The self-help industry has made a great deal of money on books and materials for relationships that are on the rocks. Much of the material focuses on communication being the central problem for couples who are experiencing relationship failures. This concept is so dominant in the culture that even professional counselors may ascribe to it in their efforts to help couples navigate through rough waters, spending a great deal of time on learning how to make “I” statements and reflect back what their partner is “saying”. Again, while these skills are valuable, they do not address the problems in the engine that drives couple discord, and will not have the life-long impact that giving attention to the real problem can.
Human communication is not a simple process; it is quite complex and has a number of levels to it, from the actual words and content, to the emotional tone and content, to very subtle, sub and unconscious “meta-messages”. Add to this the diversity of the couple’s individual communication learning and life experience, and we have a grand communications “soup”. We might think of communication as the color, texture, and music of a relationship…it is expressive of what is going on at a far deeper level that the surface of mere words.

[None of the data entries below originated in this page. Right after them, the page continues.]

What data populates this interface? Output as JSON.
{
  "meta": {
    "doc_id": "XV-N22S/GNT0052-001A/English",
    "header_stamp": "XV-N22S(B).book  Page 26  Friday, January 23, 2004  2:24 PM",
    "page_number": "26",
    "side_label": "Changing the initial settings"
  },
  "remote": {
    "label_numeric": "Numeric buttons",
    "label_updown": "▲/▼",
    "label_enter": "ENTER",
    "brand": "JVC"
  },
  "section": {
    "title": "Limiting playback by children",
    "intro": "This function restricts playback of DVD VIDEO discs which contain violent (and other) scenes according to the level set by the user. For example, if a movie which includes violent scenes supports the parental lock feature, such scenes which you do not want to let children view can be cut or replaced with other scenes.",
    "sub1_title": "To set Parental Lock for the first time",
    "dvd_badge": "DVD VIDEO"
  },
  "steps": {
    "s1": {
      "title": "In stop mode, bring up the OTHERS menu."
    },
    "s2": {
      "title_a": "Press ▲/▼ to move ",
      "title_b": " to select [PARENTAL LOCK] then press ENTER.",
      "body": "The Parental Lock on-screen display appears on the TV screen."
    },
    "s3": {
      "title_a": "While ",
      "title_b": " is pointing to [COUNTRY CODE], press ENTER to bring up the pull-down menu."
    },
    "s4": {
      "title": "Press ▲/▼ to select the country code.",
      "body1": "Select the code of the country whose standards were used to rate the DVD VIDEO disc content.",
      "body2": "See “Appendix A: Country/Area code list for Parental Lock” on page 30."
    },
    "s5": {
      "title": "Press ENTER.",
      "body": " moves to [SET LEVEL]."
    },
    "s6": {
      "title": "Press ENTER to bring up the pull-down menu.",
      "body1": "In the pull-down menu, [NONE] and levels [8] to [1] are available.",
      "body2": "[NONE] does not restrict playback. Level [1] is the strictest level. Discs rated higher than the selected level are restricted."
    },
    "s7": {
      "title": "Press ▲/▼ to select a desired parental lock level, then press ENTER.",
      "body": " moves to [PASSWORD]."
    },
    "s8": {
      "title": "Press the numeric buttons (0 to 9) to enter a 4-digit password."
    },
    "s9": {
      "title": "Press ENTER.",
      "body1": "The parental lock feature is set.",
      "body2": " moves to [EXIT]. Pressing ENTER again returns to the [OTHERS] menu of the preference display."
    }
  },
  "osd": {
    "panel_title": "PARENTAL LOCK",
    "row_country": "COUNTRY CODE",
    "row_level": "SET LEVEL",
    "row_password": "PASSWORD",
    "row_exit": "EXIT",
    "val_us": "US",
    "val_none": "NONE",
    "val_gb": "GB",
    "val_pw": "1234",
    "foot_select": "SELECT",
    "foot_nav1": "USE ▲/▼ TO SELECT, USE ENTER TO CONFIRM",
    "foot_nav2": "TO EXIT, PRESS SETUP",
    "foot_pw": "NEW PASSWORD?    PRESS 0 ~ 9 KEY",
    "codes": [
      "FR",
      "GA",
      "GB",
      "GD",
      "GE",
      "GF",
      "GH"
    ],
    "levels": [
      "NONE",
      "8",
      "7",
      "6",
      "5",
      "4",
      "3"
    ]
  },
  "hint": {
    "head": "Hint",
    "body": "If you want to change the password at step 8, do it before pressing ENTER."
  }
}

While communication is an important issue, making it an initial central focus of couple treatment may be a serious error, giving the participant a false sense that if they can just find and use the right words, in the right order, all their couple issues will be solved. Communication is an important issue in that accurate and heathy communication becomes the first casualty.
The Real Deal
Mutual reactive process is the engine that drives couple dysfunction. Until it is reigned in and an effective process for addressing, reducing, and eliminating it is found, all other efforts will be undermined. Reactive process is when one individual allows a negative thought to arise and gain momentum with negative emotion, which then is enacted with a negative behavior. Human beings, being human, will “return in kind” when attacked. Another human trait, to view all things as win-loss and competition, press the couple forward into a toxic mutually reactive process that has disastrous effect. Most human beings have (dys)functioned in this manner their entire lives, but have overlooked the genuine source due to the naïve myths that they have converted to belief throughout their lives. The simplistic fixes that people attempt to apply for relief for mutual couple reactivity are as doomed as believing washing a car with a dead engine will make the car start.
Gaining education, coaching, and experience in healthy relational response techniques begins with self-change surrounding the reactive process. Without self-discipline and self-control of one’s own reactivity, no significant progress will be made in relationship repair. This discipline, focused upon the self, ultimately can produce a kind of relationship enlightenment that improves couple security, serenity, and satisfaction. From there, specific tactics and skills of response to the people closest to us becomes a life-long endeavor of self-improvement, and even may qualify as a spiritual path for the individual and couple.